Ok, the full JSON output can be super long but I think we can parse the errors down to something fairly reasonable (even if there are a lot of failures at the moment.) Because eventually we expect to have very few failures (probably only the most recent dataset being added to the repo) and having to download and review artifacts is a pretty cumbersome workflow imop. Based on reviewing the JSON output, we should be able to print something along these lines:

FAIL: ../dataset_configs/10008.yaml"
    - Extra inputs are not permitted: tiltseries.0.metadata.alignment_binning_factor 

FAIL: ../dataset_configs/10009.yaml"
    - Field required: tiltseries.0.metadata.tilt_axis
    - Field required: tiltseries.2.metadata.tilt_axis

Basically we can just print the "msg" string for each error, and the "loc" data separated by . characters. This should be a good enough hint at what needs fixing, even if the loc strings look a little funny.

jgadling commented 1 month ago

Annnnd one more thing -- the filtered error files (dataset_config_validate_errors_filtered.txt and dataset_config_validate_errors_filtered_2.txt) in the build artifact are a little hard to understand + I think they only show errors for the last dataset that was processed?

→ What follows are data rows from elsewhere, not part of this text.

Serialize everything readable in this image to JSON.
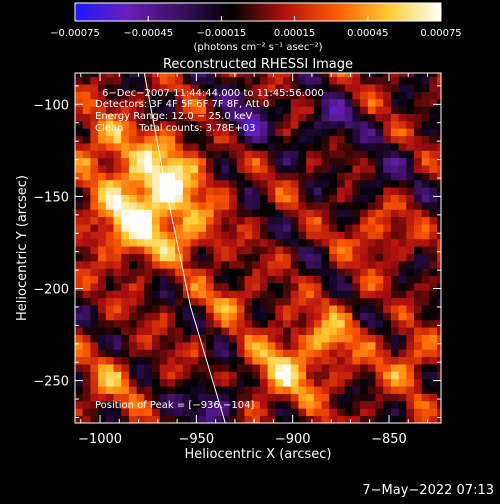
{
  "chart_data": {
    "type": "heatmap",
    "title": "Reconstructed RHESSI Image",
    "xlabel": "Heliocentric X (arcsec)",
    "ylabel": "Heliocentric Y (arcsec)",
    "xlim": [
      -1013,
      -823
    ],
    "ylim": [
      -273,
      -83
    ],
    "x_ticks": [
      -1000,
      -950,
      -900,
      -850
    ],
    "x_tick_labels": [
      "−1000",
      "−950",
      "−900",
      "−850"
    ],
    "y_ticks": [
      -100,
      -150,
      -200,
      -250
    ],
    "y_tick_labels": [
      "−100",
      "−150",
      "−200",
      "−250"
    ],
    "colorbar": {
      "min": -0.00075,
      "max": 0.00075,
      "ticks": [
        -0.00075,
        -0.00045,
        -0.00015,
        0.00015,
        0.00045,
        0.00075
      ],
      "tick_labels": [
        "−0.00075",
        "−0.00045",
        "−0.00015",
        "0.00015",
        "0.00045",
        "0.00075"
      ],
      "units_label": "(photons cm⁻² s⁻¹ asec⁻²)",
      "colors": [
        "#1a1aff",
        "#6a1fb8",
        "#3a0f60",
        "#000000",
        "#b01010",
        "#ff5a00",
        "#ffcc33",
        "#ffffff"
      ]
    },
    "annotations": {
      "time": "6−Dec−2007 11:44:44.000 to 11:45:56.000",
      "detectors": "Detectors: 3F 4F 5F 6F 7F 8F, Att 0",
      "energy": "Energy Range: 12.0 − 25.0 keV",
      "method": "Clean     Total counts: 3.78E+03",
      "peak": "Position of Peak = [−936,−104]"
    },
    "limb_curve": [
      [
        -977,
        -83
      ],
      [
        -965,
        -150
      ],
      [
        -953,
        -210
      ],
      [
        -935,
        -273
      ]
    ],
    "hot_regions": [
      {
        "x": -968,
        "y": -140,
        "sigma": 16,
        "amp": 1.0
      },
      {
        "x": -985,
        "y": -165,
        "sigma": 14,
        "amp": 0.85
      },
      {
        "x": -955,
        "y": -170,
        "sigma": 10,
        "amp": 0.6
      },
      {
        "x": -1000,
        "y": -120,
        "sigma": 12,
        "amp": 0.55
      },
      {
        "x": -905,
        "y": -245,
        "sigma": 14,
        "amp": 0.7
      },
      {
        "x": -880,
        "y": -225,
        "sigma": 12,
        "amp": 0.55
      },
      {
        "x": -855,
        "y": -170,
        "sigma": 10,
        "amp": 0.5
      },
      {
        "x": -840,
        "y": -240,
        "sigma": 10,
        "amp": 0.55
      },
      {
        "x": -935,
        "y": -205,
        "sigma": 9,
        "amp": 0.45
      },
      {
        "x": -995,
        "y": -250,
        "sigma": 10,
        "amp": 0.45
      }
    ],
    "cold_regions": [
      {
        "x": -925,
        "y": -110,
        "sigma": 10,
        "amp": 0.6
      },
      {
        "x": -880,
        "y": -110,
        "sigma": 10,
        "amp": 0.55
      },
      {
        "x": -940,
        "y": -262,
        "sigma": 10,
        "amp": 0.65
      },
      {
        "x": -855,
        "y": -140,
        "sigma": 9,
        "amp": 0.4
      }
    ]
  },
  "footer": {
    "timestamp": "7−May−2022 07:13"
  }
}
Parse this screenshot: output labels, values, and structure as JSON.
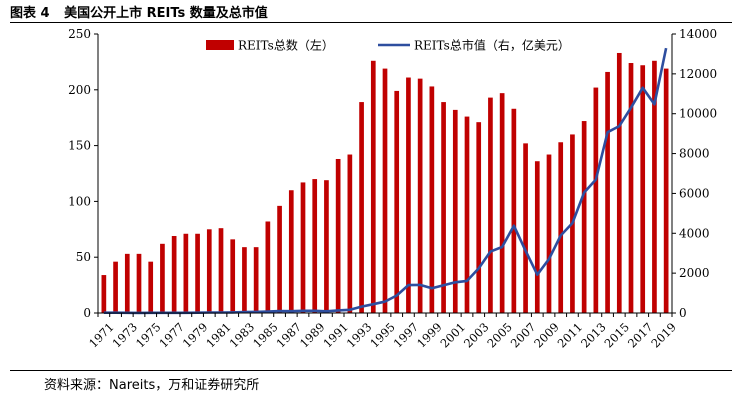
{
  "figure": {
    "number_label": "图表 4",
    "title": "美国公开上市 REITs 数量及总市值",
    "source": "资料来源：Nareits，万和证券研究所"
  },
  "chart_data": {
    "type": "bar+line",
    "title": "美国公开上市 REITs 数量及总市值",
    "categories": [
      1971,
      1972,
      1973,
      1974,
      1975,
      1976,
      1977,
      1978,
      1979,
      1980,
      1981,
      1982,
      1983,
      1984,
      1985,
      1986,
      1987,
      1988,
      1989,
      1990,
      1991,
      1992,
      1993,
      1994,
      1995,
      1996,
      1997,
      1998,
      1999,
      2000,
      2001,
      2002,
      2003,
      2004,
      2005,
      2006,
      2007,
      2008,
      2009,
      2010,
      2011,
      2012,
      2013,
      2014,
      2015,
      2016,
      2017,
      2018,
      2019
    ],
    "x_tick_labels": [
      "1971",
      "1973",
      "1975",
      "1977",
      "1979",
      "1981",
      "1983",
      "1985",
      "1987",
      "1989",
      "1991",
      "1993",
      "1995",
      "1997",
      "1999",
      "2001",
      "2003",
      "2005",
      "2007",
      "2009",
      "2011",
      "2013",
      "2015",
      "2017",
      "2019"
    ],
    "series": [
      {
        "name": "REITs总数（左）",
        "type": "bar",
        "axis": "left",
        "color": "#c00000",
        "values": [
          34,
          46,
          53,
          53,
          46,
          62,
          69,
          71,
          71,
          75,
          76,
          66,
          59,
          59,
          82,
          96,
          110,
          117,
          120,
          119,
          138,
          142,
          189,
          226,
          219,
          199,
          211,
          210,
          203,
          189,
          182,
          176,
          171,
          193,
          197,
          183,
          152,
          136,
          142,
          153,
          160,
          172,
          202,
          216,
          233,
          224,
          222,
          226,
          219
        ]
      },
      {
        "name": "REITs总市值（右，亿美元）",
        "type": "line",
        "axis": "right",
        "color": "#2e4e9f",
        "values": [
          15,
          14,
          10,
          7,
          9,
          11,
          10,
          12,
          14,
          23,
          27,
          30,
          44,
          55,
          75,
          98,
          92,
          109,
          108,
          87,
          128,
          160,
          322,
          440,
          570,
          880,
          1400,
          1410,
          1240,
          1390,
          1540,
          1610,
          2240,
          3080,
          3310,
          4380,
          3120,
          1920,
          2710,
          3890,
          4510,
          6040,
          6700,
          9070,
          9380,
          10300,
          11300,
          10470,
          13290
        ]
      }
    ],
    "left_axis": {
      "min": 0,
      "max": 250,
      "ticks": [
        0,
        50,
        100,
        150,
        200,
        250
      ]
    },
    "right_axis": {
      "min": 0,
      "max": 14000,
      "ticks": [
        0,
        2000,
        4000,
        6000,
        8000,
        10000,
        12000,
        14000
      ]
    },
    "legend_position": "top-center",
    "grid": false
  }
}
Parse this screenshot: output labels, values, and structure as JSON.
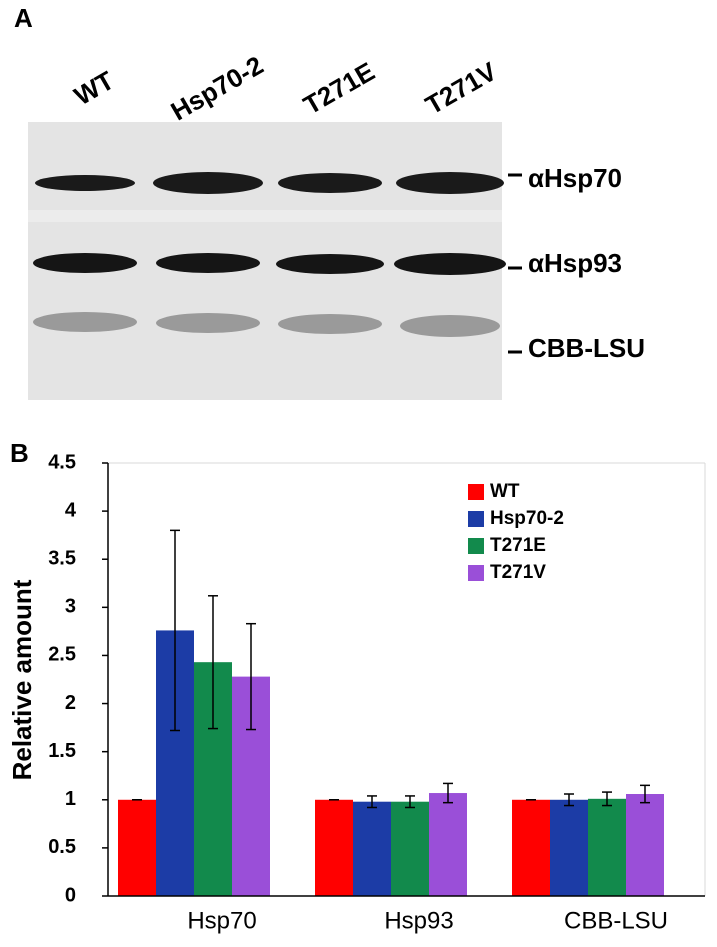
{
  "panel_a": {
    "label": "A",
    "lanes": [
      "WT",
      "Hsp70-2",
      "T271E",
      "T271V"
    ],
    "bands": [
      "αHsp70",
      "αHsp93",
      "CBB-LSU"
    ]
  },
  "chart_data": {
    "type": "bar",
    "panel_label": "B",
    "ylabel": "Relative amount",
    "categories": [
      "Hsp70",
      "Hsp93",
      "CBB-LSU"
    ],
    "series": [
      {
        "name": "WT",
        "color": "#ff0000",
        "values": [
          1,
          1,
          1
        ],
        "errors": [
          0,
          0,
          0
        ]
      },
      {
        "name": "Hsp70-2",
        "color": "#1c3ca6",
        "values": [
          2.76,
          0.98,
          1.0
        ],
        "errors": [
          1.04,
          0.06,
          0.06
        ]
      },
      {
        "name": "T271E",
        "color": "#128a4c",
        "values": [
          2.43,
          0.98,
          1.01
        ],
        "errors": [
          0.69,
          0.06,
          0.07
        ]
      },
      {
        "name": "T271V",
        "color": "#9a4fd8",
        "values": [
          2.28,
          1.07,
          1.06
        ],
        "errors": [
          0.55,
          0.1,
          0.09
        ]
      }
    ],
    "ylim": [
      0,
      4.5
    ],
    "yticks": [
      0,
      0.5,
      1,
      1.5,
      2,
      2.5,
      3,
      3.5,
      4,
      4.5
    ]
  }
}
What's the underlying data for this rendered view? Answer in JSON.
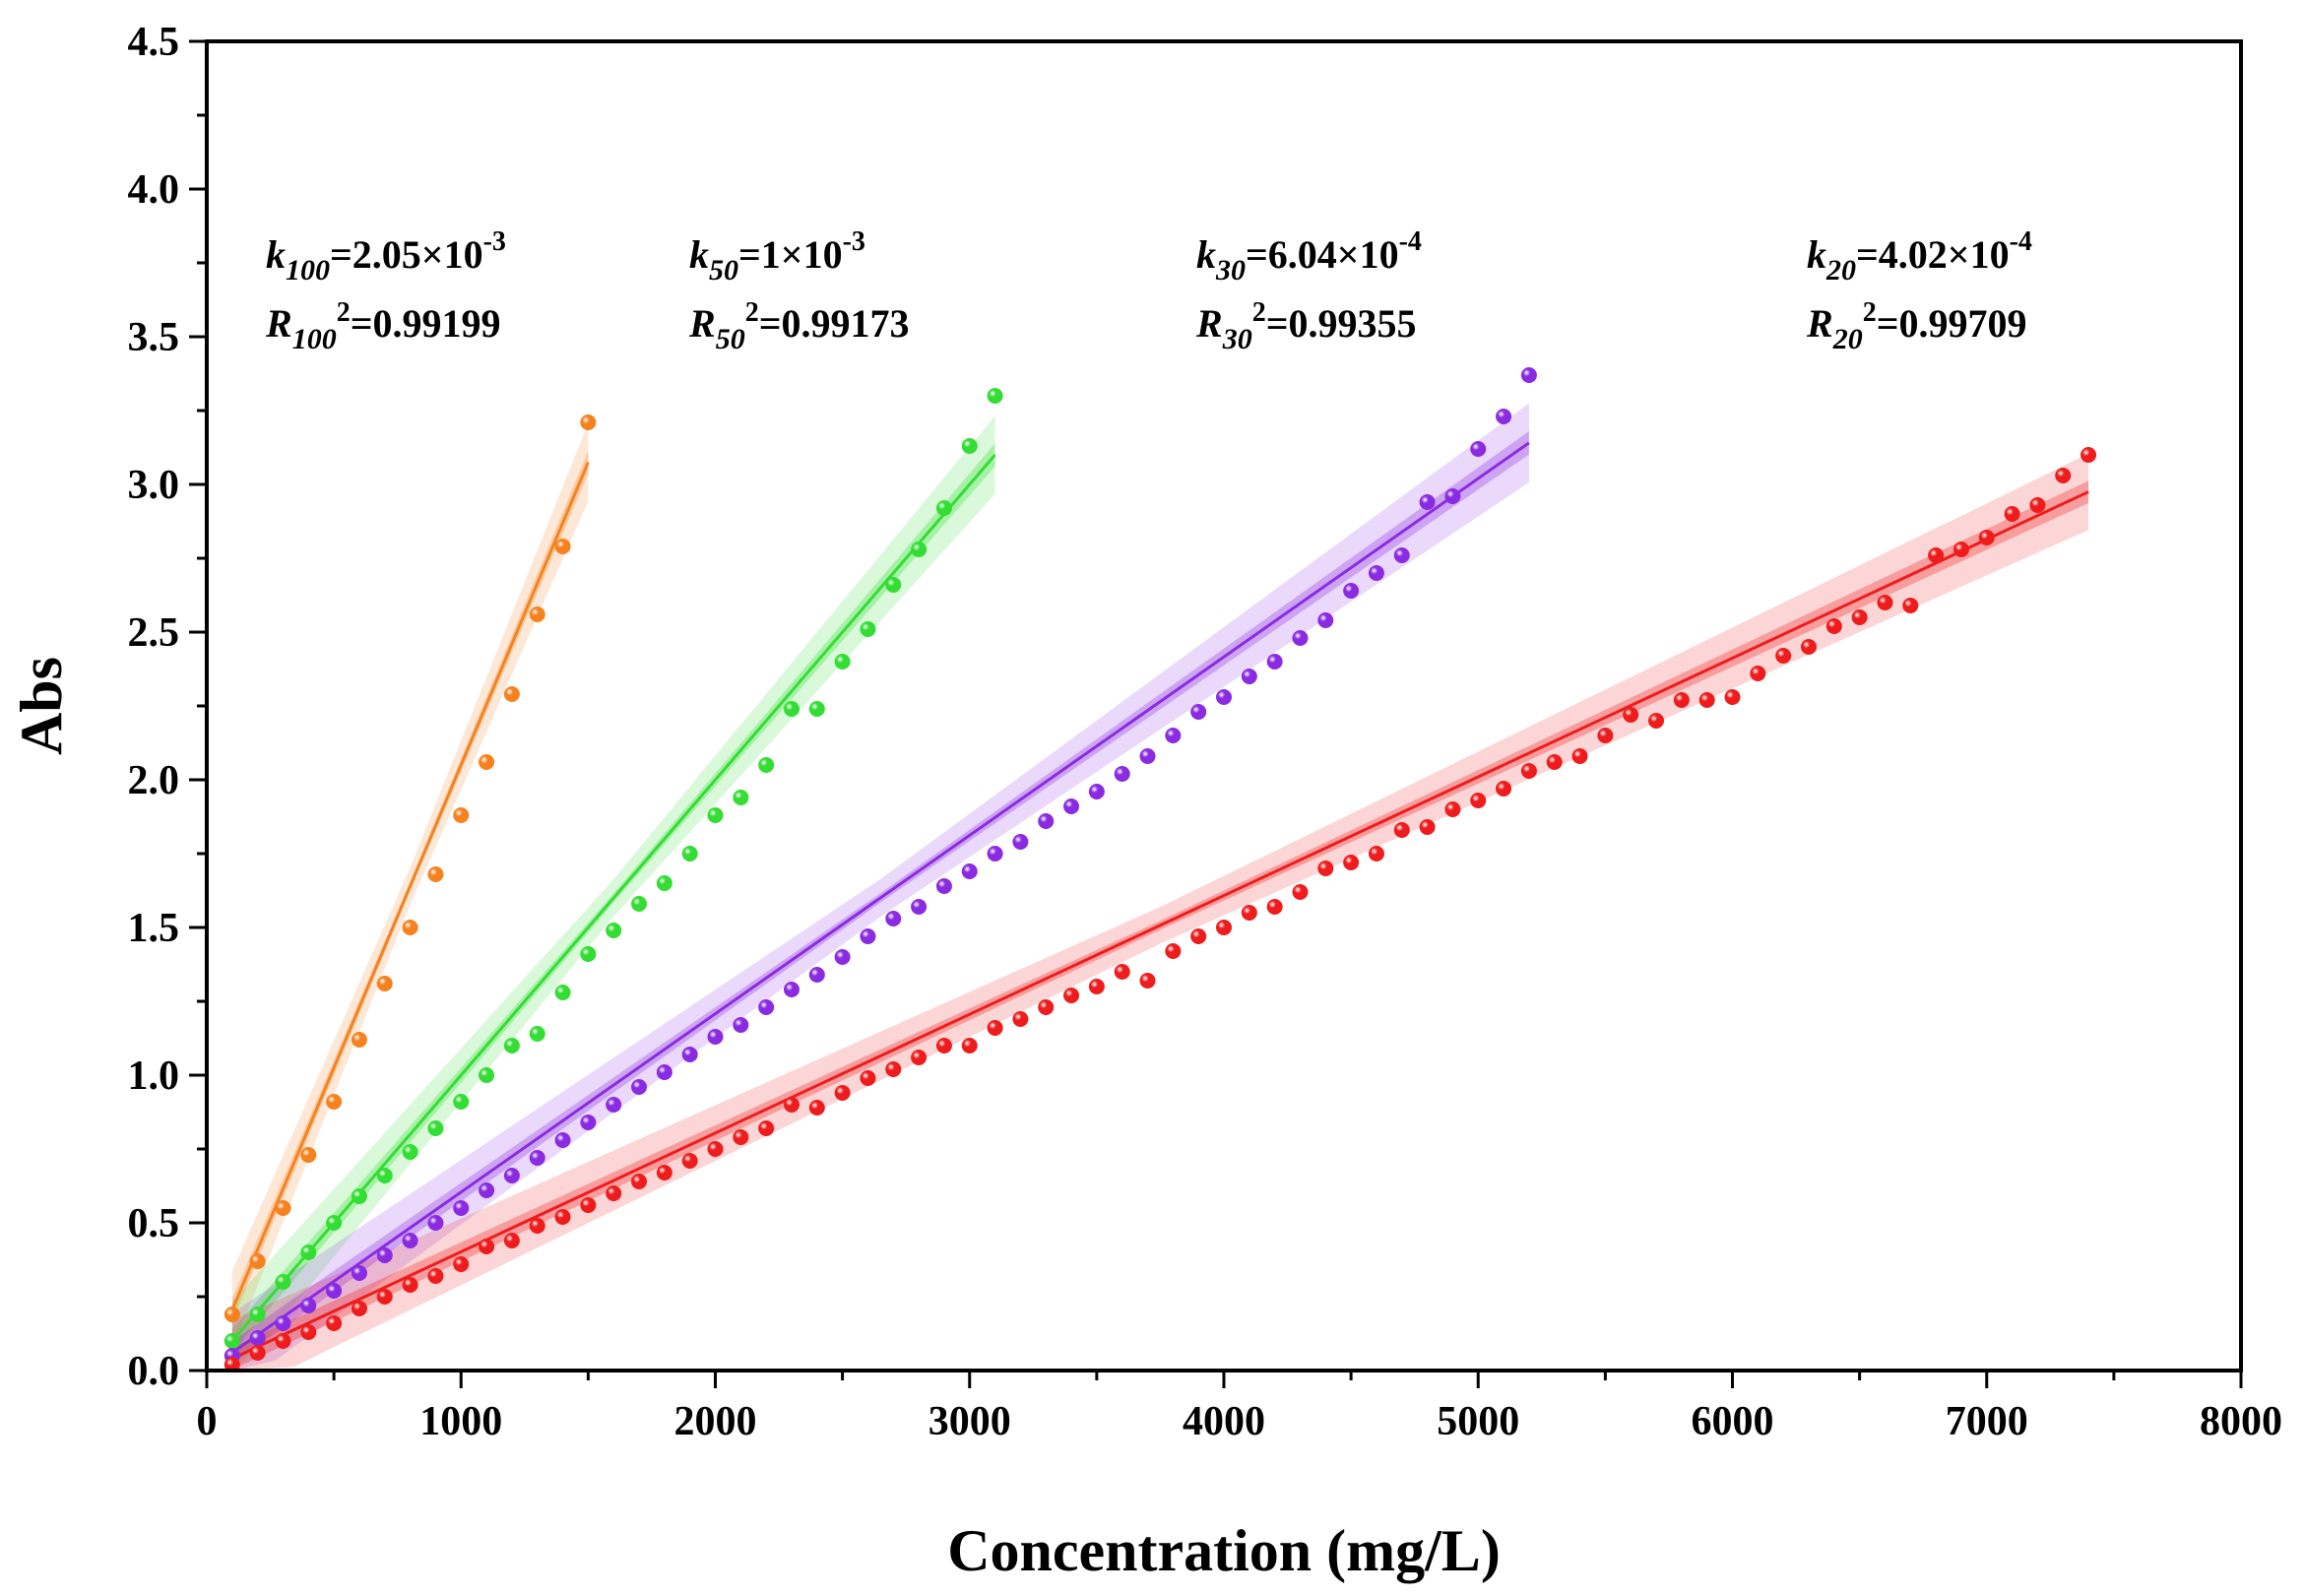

It seems like they're too short. Personally I'd consider doing away with the filtered output entirely and just having the utility script output errors in the format I suggested above ^^

daniel-ji commented 1 month ago

Sounds good! I've gone ahead and made your suggested changes, thanks! Note that the validation right now is still in progress and by no means comprehensive, so that's why there might be fewer errors than expected. Thanks!